57.  The Court reiterates that it has repeatedly held that the gravity of the charges cannot by itself serve to justify long periods of detention (see, among many other authorities, Ilijkov, cited above, §§ 80-81; Michta v. Poland, no. 13425/02, § 49, 4 May 2006; Gultyayeva v. Russia, no. 67413/01, § 186, 1 April 2010; and Trifković v. Croatia, no. 36653/09, § 129, 6 November 2012).

58.  While
the Court accepts that the charges of abuse of power and authority were
serious and that they had allegedly resulted in considerable pecuniary
gain and criminal intent, it notes that the explanations given by the
national courts in this connection, over a period of more than one and a
half years, went no further.
None
of the elements adduced by the national courts were capable of showing that the applicant continued to pose a danger or that his release would
in any manner harm the conduct of the criminal proceedings against him
(see
Peša, cited above, § 106).

59.  The
Court also observes that when extending the applicant’s detention
during this period the domestic authorities relied not only on the same
reasons but at some instances they used almost identical wording in
their decisions (see paragraphs 20 and 31 above).
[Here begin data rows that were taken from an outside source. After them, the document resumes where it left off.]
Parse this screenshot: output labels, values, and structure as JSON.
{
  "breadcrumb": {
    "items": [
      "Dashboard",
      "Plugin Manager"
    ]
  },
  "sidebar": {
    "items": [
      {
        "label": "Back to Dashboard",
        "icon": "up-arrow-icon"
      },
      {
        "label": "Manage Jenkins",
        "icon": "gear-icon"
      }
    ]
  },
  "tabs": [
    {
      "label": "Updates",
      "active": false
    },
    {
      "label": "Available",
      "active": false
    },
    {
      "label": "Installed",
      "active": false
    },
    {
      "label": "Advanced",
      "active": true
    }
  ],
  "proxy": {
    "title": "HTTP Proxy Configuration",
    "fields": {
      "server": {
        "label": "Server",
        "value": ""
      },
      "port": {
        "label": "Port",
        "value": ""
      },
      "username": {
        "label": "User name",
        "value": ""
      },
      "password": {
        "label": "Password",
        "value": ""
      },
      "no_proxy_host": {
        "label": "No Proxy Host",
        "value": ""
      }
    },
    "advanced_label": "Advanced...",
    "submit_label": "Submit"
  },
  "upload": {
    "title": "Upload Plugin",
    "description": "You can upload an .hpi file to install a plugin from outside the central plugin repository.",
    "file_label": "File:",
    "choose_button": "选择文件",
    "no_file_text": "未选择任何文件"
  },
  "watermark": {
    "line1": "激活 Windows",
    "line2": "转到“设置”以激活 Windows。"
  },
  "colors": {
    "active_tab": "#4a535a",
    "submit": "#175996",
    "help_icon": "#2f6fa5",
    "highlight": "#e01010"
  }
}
In this connection,
the Court reiterates that it has found a violation of Article 5 § 3 of
the Convention in many other cases in which the domestic authorities
used stereotyped formulae without addressing the specific facts
warranting continued detention (see, for example,
Sulaoja v. Estonia, no. 55939/00, § 64, 15 February 2005; Tsarenko v. Russia, no. 5235/09, § 70, 3 March 2011, and the cases cited therein, and Trifković, cited above, § 125).

60.  Furthermore,
the Court notes that the Government failed to provide evidence that
consideration had been given at any stage of the proceedings to the
possibility of imposing alternative, less severe preventive measures on
the applicant (see
Idalov v. Russia [GC], no. 5826/03, § 148, 22 May 2012, and Peša,
cited above, § 107) which could have allowed his provisional release
once his continuing detention ceased to be reasonable, as required under
Article 5 § 3
(see Vlasov, cited above, § 104, 12 June 2008, and Aleksandr Makarov v. Russia, no. 15217/07, § 117, 12 March 2009).

61.  Lastly,
regarding the Government’s reference to the protection of public order
as a ground for the applicant’s detention, the Court notes that the
national courts gave no consideration to such a ground in their
decisions. They did not explain why it was necessary to remand the
applicant in custody in order to prevent public disquiet, and did not
examine whether the applicant posed a danger to public safety (compare
Peša, cited above, § 103). The
Court reiterates that it is not its task to take the place of the
national authorities which ruled on the applicant’s detention. It falls
on them to examine all the facts arguing for or against detention and
set them out in their decisions. Accordingly, the Government’s reasons
raised for the first time in the proceedings before the Court, cannot be
taken into account (see, amongst many others,
Valeriy Kovalenko v. Russia, no. 41716/08, § 49, 29 May 2012).

62.  Against the above background, the Court finds that by
relying solely on the gravity of the charges when extending the
applicant’s detention in the period between 21 April 2011 and
9 November 2012, the domestic authorities prolonged the applicant’s detention on reasons which cannot be regarded as sufficient (compare Csáky v. Hungary, no. 32768/03, § 36, 28 March 2006; and Peša, cited above, § 108). In those circumstances, it is not necessary to examine whether the proceedings were conducted with “special diligence” (see Peša, cited above, § 108; and compare Szepesi v. Hungary, no. 7983/06, § 27, 21 December 2010, and Dervishi v. Croatia, no. 67341/10, § 138, 25 September 2012).

63.  There has accordingly been a violation of Article 5 § 3 of the Convention.